The test program I used was the ‘clip’ test. I used it because it covers the whole screen, and thus should scale better than the tests in the previous section, which render to a small number of tiles in the middle of the screen. The checkerboard is computed programmatically in the pixel shader and does not use a texture. The geometry for this is the inside of a cube, so the vertex calculations have low overhead.

This chart shows the relative speedup as cores are added. The orange line shows a linear speedup for reference.
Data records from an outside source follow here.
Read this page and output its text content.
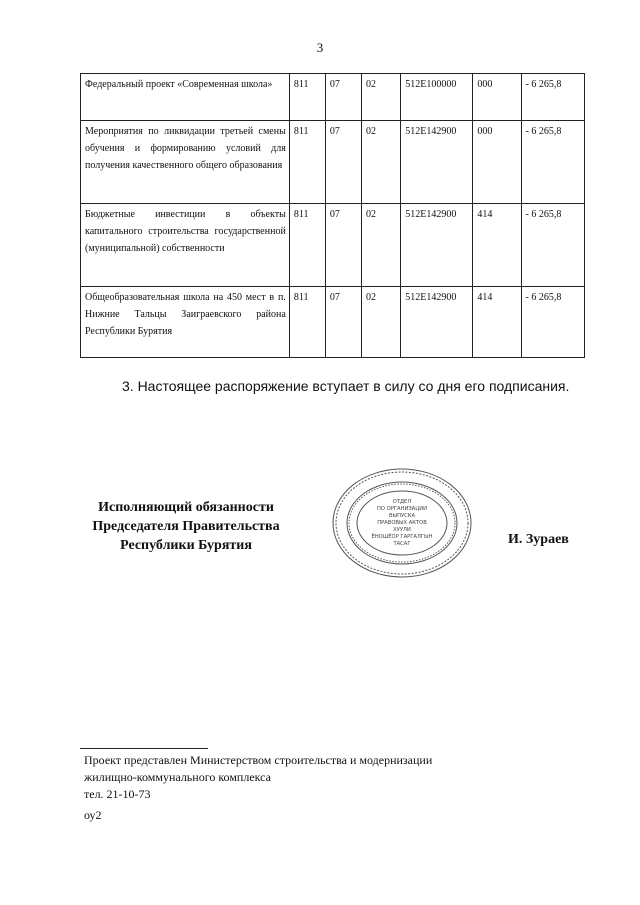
3
Федеральный проект «Современная школа»	811	07	02	512E100000	000	- 6 265,8
Мероприятия по ликвидации третьей смены обучения и формированию условий для получения качественного общего образования	811	07	02	512E142900	000	- 6 265,8
Бюджетные инвестиции в объекты капитального строительства государственной (муниципальной) собственности	811	07	02	512E142900	414	- 6 265,8
Общеобразовательная школа на 450 мест в п. Нижние Тальцы Заиграевского района Республики Бурятия	811	07	02	512E142900	414	- 6 265,8
3. Настоящее распоряжение вступает в силу со дня его подписания.
Исполняющий обязанности
Председателя Правительства
Республики Бурятия
ОТДЕЛ
ПО ОРГАНИЗАЦИИ
ВЫПУСКА
ПРАВОВЫХ АКТОВ
ХУУЛИ
ЁНОШЁОР ГАРГАЛГЫН
ТАСАГ	И. Зураев
Проект представлен Министерством строительства и модернизации
жилищно-коммунального комплекса
тел. 21-10-73
оу2
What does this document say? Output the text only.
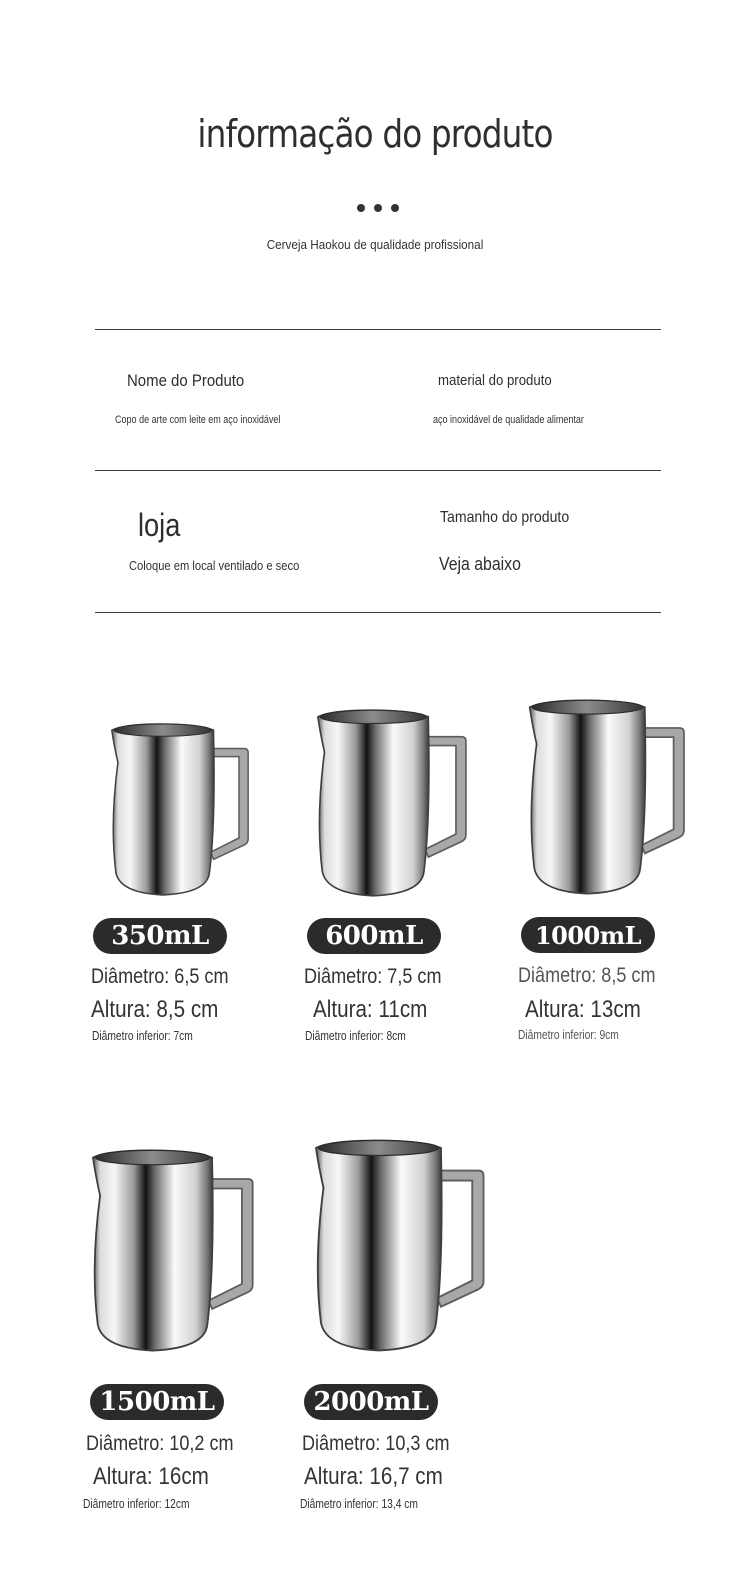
informação do produto
Cerveja Haokou de qualidade profissional
Nome do Produto
Copo de arte com leite em aço inoxidável
material do produto
aço inoxidável de qualidade alimentar
loja
Coloque em local ventilado e seco
Tamanho do produto
Veja abaixo
350mL
Diâmetro: 6,5 cm
Altura: 8,5 cm
Diâmetro inferior: 7cm
600mL
Diâmetro: 7,5 cm
Altura: 11cm
Diâmetro inferior: 8cm
1000mL
Diâmetro: 8,5 cm
Altura: 13cm
Diâmetro inferior: 9cm
1500mL
Diâmetro: 10,2 cm
Altura: 16cm
Diâmetro inferior: 12cm
2000mL
Diâmetro: 10,3 cm
Altura: 16,7 cm
Diâmetro inferior: 13,4 cm
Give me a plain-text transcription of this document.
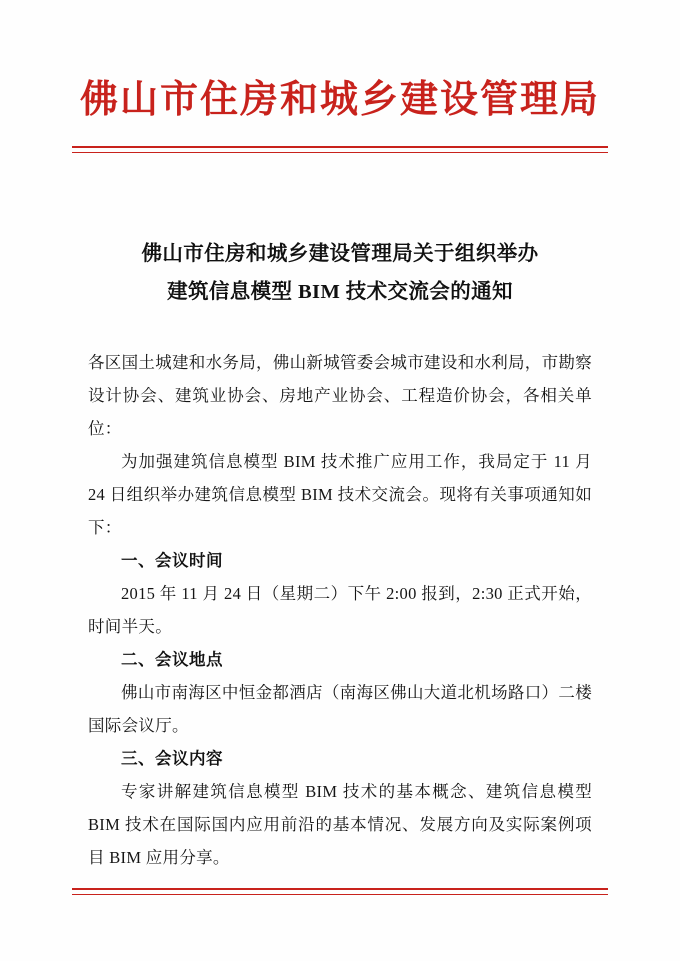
佛山市住房和城乡建设管理局
佛山市住房和城乡建设管理局关于组织举办
建筑信息模型 BIM 技术交流会的通知

各区国土城建和水务局，佛山新城管委会城市建设和水利局，市勘察设计协会、建筑业协会、房地产业协会、工程造价协会，各相关单位：

为加强建筑信息模型 BIM 技术推广应用工作，我局定于 11 月 24 日组织举办建筑信息模型 BIM 技术交流会。现将有关事项通知如下：

一、会议时间

2015 年 11 月 24 日（星期二）下午 2:00 报到，2:30 正式开始，时间半天。

二、会议地点

佛山市南海区中恒金都酒店（南海区佛山大道北机场路口）二楼国际会议厅。

三、会议内容

专家讲解建筑信息模型 BIM 技术的基本概念、建筑信息模型 BIM 技术在国际国内应用前沿的基本情况、发展方向及实际案例项目 BIM 应用分享。
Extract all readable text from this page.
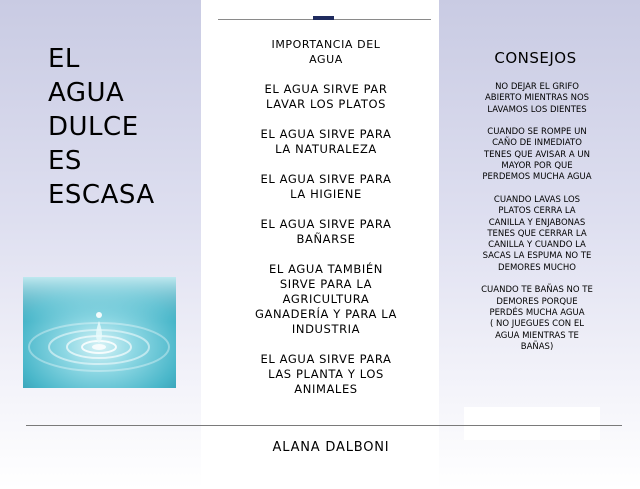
EL
AGUA
DULCE
ES
ESCASA
IMPORTANCIA DEL
AGUA
EL AGUA SIRVE PAR
LAVAR LOS PLATOS
EL AGUA SIRVE PARA
LA NATURALEZA
EL AGUA SIRVE PARA
LA HIGIENE
EL AGUA SIRVE PARA
BAÑARSE
EL AGUA TAMBIÉN
SIRVE PARA LA
AGRICULTURA
GANADERÍA Y PARA LA
INDUSTRIA
EL AGUA SIRVE PARA
LAS PLANTA Y LOS
ANIMALES
CONSEJOS
NO DEJAR EL GRIFO
ABIERTO MIENTRAS NOS
LAVAMOS LOS DIENTES
CUANDO SE ROMPE UN
CAÑO DE INMEDIATO
TENES QUE AVISAR A UN
MAYOR POR QUE
PERDEMOS MUCHA AGUA
CUANDO LAVAS LOS
PLATOS CERRA LA
CANILLA Y ENJABONAS
TENES QUE CERRAR LA
CANILLA Y CUANDO LA
SACAS LA ESPUMA NO TE
DEMORES MUCHO
CUANDO TE BAÑAS NO TE
DEMORES PORQUE
PERDÉS MUCHA AGUA
( NO JUEGUES CON EL
AGUA MIENTRAS TE
BAÑAS)
ALANA DALBONI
There are most likely two reasons why performance saturates. First, there is more lock overhead. This primarily occurs:

Where lock-free atomic operations are used to access shared data structures. When the ‘store synchronized’ instruction that is the fundamental primitive for these operations detects another thread having updated the variable, it must loop and retry.
Where the threads spin at the end of a phase to wait for others to finish. Spinning in general is very bad, because it steals issue cycles from other threads.

Running the same program in the emulator with 4 and 32 threads, the latter issues 28% more instructions overall. These are presumably synchronization instructions. Traditional GPUs have a fixed function scheduler.

The second area to look at is the interconnect. The L2 cache is shared by all cores and is a potential bottleneck. This graph shows what percentage of cycles new requests are queued into the L2 pipeline. The interface is not saturated, and interestingly falls off at 8 cores, presumably because some other bottleneck has begun to degrade performance.

This graph shows the average amount of time hardware threads spend in various states. As expected, the amount of time waiting because the store buffer (orange) is full increases as the number of cores increase, a consequence of the write-through design.

Because this is not doing texturing and the caches are fairly large, the dcache miss time is negligible.

Conclusions

This analysis didn’t turn up any smoking gun bottlenecks, but plenty of areas for further investigation. Some of the areas that intuitively seemed like they would be expensive, such as pixel writeback, turned out to be relatively minor. Other areas, like texture sampling, were obvious areas for hardware improvements, and the data confirmed this.